Selesai melakukan panggilan kepada seseorang, Gunawan langsung melempar tatapan tajam pada istrinya. "Berarti Mami lebih senang kalau anak Mami disentuh banyak laki-laki? Iya!"
"Bukan begitu, Pi, maksud Mami..." wanita itu justru malah kebingungan memberi alasan untuk membela anak perempuannya.
"Bukan begitu apa! Maksud Mami apa! Maksud Mami, Mami setuju dengan kelakuan anak kita? Begitu? Mami nggak sadar apa gimana sih? Emangnya di belakang Mami, temen-teman arisan Mami nggak ngomongin masalah ini?"
Wanita itu terbungkam. Sudah pasti dia tahu kalau saat ini kelakuan anak gadisnya sedang menjadi omongan seluruh pelosok negeri termasuk teman-teman sosialitanya.

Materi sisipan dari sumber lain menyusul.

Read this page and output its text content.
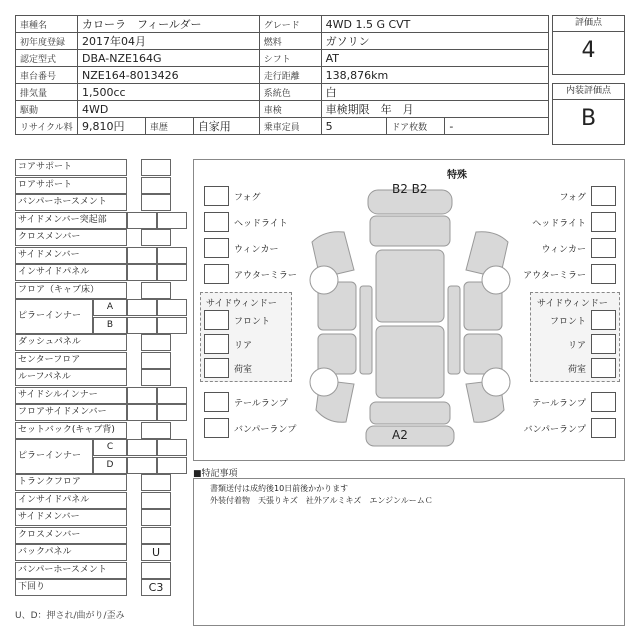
車種名	カローラ　フィールダー			グレード	4WD 1.5 G CVT		
初年度登録	2017年04月			燃料	ガソリン		
認定型式	DBA-NZE164G			シフト	AT		
車台番号	NZE164-8013426			走行距離	138,876km		
排気量	1,500cc			系統色	白		
駆動	4WD			車検	車検期限　年　月		
リサイクル料	9,810円	車歴	自家用	乗車定員	5	ドア枚数	-
評価点
4
内装評価点
B
コアサポート
ロアサポート
バンパーホースメント
サイドメンバー突起部
クロスメンバー
サイドメンバー
インサイドパネル
フロア（キャブ床）
ピラーインナー
A
B
ダッシュパネル
センターフロア
ルーフパネル
サイドシルインナー
フロアサイドメンバー
セットバック(キャブ背)
ピラーインナー
C
D
トランクフロア
インサイドパネル
サイドメンバー
クロスメンバー
バックパネル	U
バンパーホースメント
下回り	C3
特殊
B2 B2
A2
フォグ
ヘッドライト
ウィンカー
アウターミラー
フォグ
ヘッドライト
ウィンカー
アウターミラー
サイドウィンドー
フロント
リア
荷室
サイドウィンドー
フロント
リア
荷室
テールランプ
バンパーランプ
テールランプ
バンパーランプ
■特記事項
書類送付は成約後10日前後かかります
外装付着物　天張りキズ　社外アルミキズ　エンジンルームＣ
U、D：押され/曲がり/歪み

Di saat bersamaan, ponsel Gunawan berdering. Setelah mengecek layar ponselnya, pria itu segera memberi respon dengan menggeser simbol hijau dan menempelkan benda pipih tersebut di telinga kanannya.
"Apa!" Gunawan kembali terkejut, begitu mendapat kabar dari orang seseorang. Dia bahkan menghentikan panggilan telefon dan segera mengecek sesuatu di aplikasi sosial media milik perusahannya.
"Ada apa, Pi?" Sang istri jelas penasaran melihat sikap suaminya saat ini.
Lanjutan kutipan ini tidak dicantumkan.